Culture Fop / Don't Worry, Israel, the King of Gay Porn Is Behind You

Plus: Rock star Ivri Lider talks quantum mechanics.

A documentary the Israeli government can finally be proud of

The first film that Michael Lucas made about Israel was called “Men of Israel” and featured some of this country's most beautiful male specimens in some of the most beautiful natural landscapes, enjoying each other’s, um, company. It was supposedly the first pornographic film shot on location in the Holy Land with an all-Israeli/Jewish cast and apparently became a hit for Lucas Entertainment, the gay adult film production company that Lucas founded.

Lucas’ interest in Israel isn’t just a filmmaker’s taste for the exotic “other” – it actually stems from his deep and passionate Zionism. The Russian-born Lucas, who is Jewish, has become known for his spicy brand of pro-Israel activism and efforts to beef up gay tourism here.

Among other things, he has written political opinion pieces detailing Israel’s impressive record on gay rights, organized gay tours of the country and recently – and very publicly – pressured the New York LGBT Community Center to cancel meetings and events held by anti-Israel groups.

His latest film, “Undressing Israel: Gay Men in the Promised Land,” premiered this past weekend at the Atlanta Jewish Film Festival. That's right, as in a totally legit Jewish film fest in the South.

Lucas’ most recent project is actually a, um, straight documentary about how great it is to be gay in Israel. It features interviews with community activists, gay celebs and politicians, including MK Nitzan Horowitz (Meretz), the first openly gay MK elected to the Knesset.

To be clear, neither MK Horowitz, nor any of the film’s other participants, shed their clothes. Lucas, in an interview with the Huffington Post, called the title a “tongue-in-cheek recognition of my background in the adult industry.”

“I've been frustrated at how little people know about Israel,” he said in the interview. “[Israeli culture] is actually very progressive and tolerant. That's especially true when it comes to gay rights, which are more advanced there than in the United States.”

Well, this is quite a welcome respite for the Israeli government, which hasn’t fared so well cinematically this year: Two other high-profile documentaries that earned Oscar nominations, “The Gatekeepers” and “5 Broken Cameras,” highlight the less photogenic side of Israel.
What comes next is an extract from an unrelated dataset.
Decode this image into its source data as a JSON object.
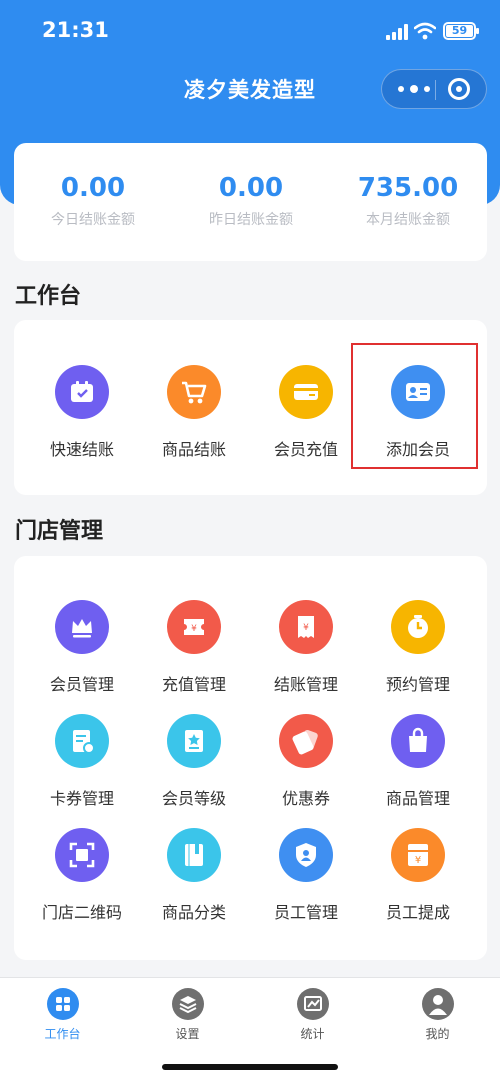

What a relief it must be to Bibi, et al., therefore, that a gay porn kingpin should come to the rescue and restore the country’s good image. Likud MK Moshe Feiglin, who recently came out as no longer a homophobe, should be thrilled.

A spoonful of music helps the string theory go down

It usually takes a bachelor’s degree in the sciences to find yourself in a lab coat and peering through a microscope at the Weizmann Institute, Israel’s internationally renowned research center. But last fall, Ivri Lider, one of Israel’s most popular rock stars, found himself on the campus hopping from lab to lab with band mate Johnny Goldstein. Lider is only slightly less accomplished in the field of physics.

“I studied physics for about a year in high school,” he says.

But we’re never too old for a fieldtrip, right? Lider and Goldstein were invited to create a music video for a reunion of the institute’s physics faculty, which was passed around internally at the institute and recently made its YouTube debut.

“Usually physics is considered difficult for the general public,” says Yael Goren-Wegman, director of the alumni association. “We wanted to make it popular and accessible to show that physics is not as difficult as it sounds.”

The resulting video, called “Touching Something No One Found,” is an attempt to inject the family-friendly reunion with a little pop glam and increase awareness about the newly established alumni association. And fans of Lider and Goldstein’s electro-pop project The Young Professionals can get a taste of their signature sexy/cool, groovy style mixed with a dose of scientific theory.

The video, filmed on location by Weizmann alumnus-cum-award-winning-filmmaker Khen Shalem, splices interviews with Weizmann physicists talking about their areas of research with lyrics Lider wrote specifically for the project.

“We wanted to create something that made sense musically and logically,” Lider says. “We created it to be about them, their world, their motivations.”

Bringing in one of the country’s biggest musical duos may seem like introducing a foreign body into an otherwise isolated and controlled environment, but the two socially disparate organisms appear to have discovered some shared properties.

“They’re in the lab, searching for particles and equations and theories and we’re in the studio, searching for a word or sentence or feeling or a sound,” says Lider.

“If there’s something similar in what we do and they do, it’s the point when you sit in your room – them a lab, us a studio – and you go inside yourself. That searching. That’s very much in common with being an artist and a scientist.”

The chemistry faculty reunion is up next. Perhaps Sarit Hadad will enlighten us as to recent developments in ecotoxicology?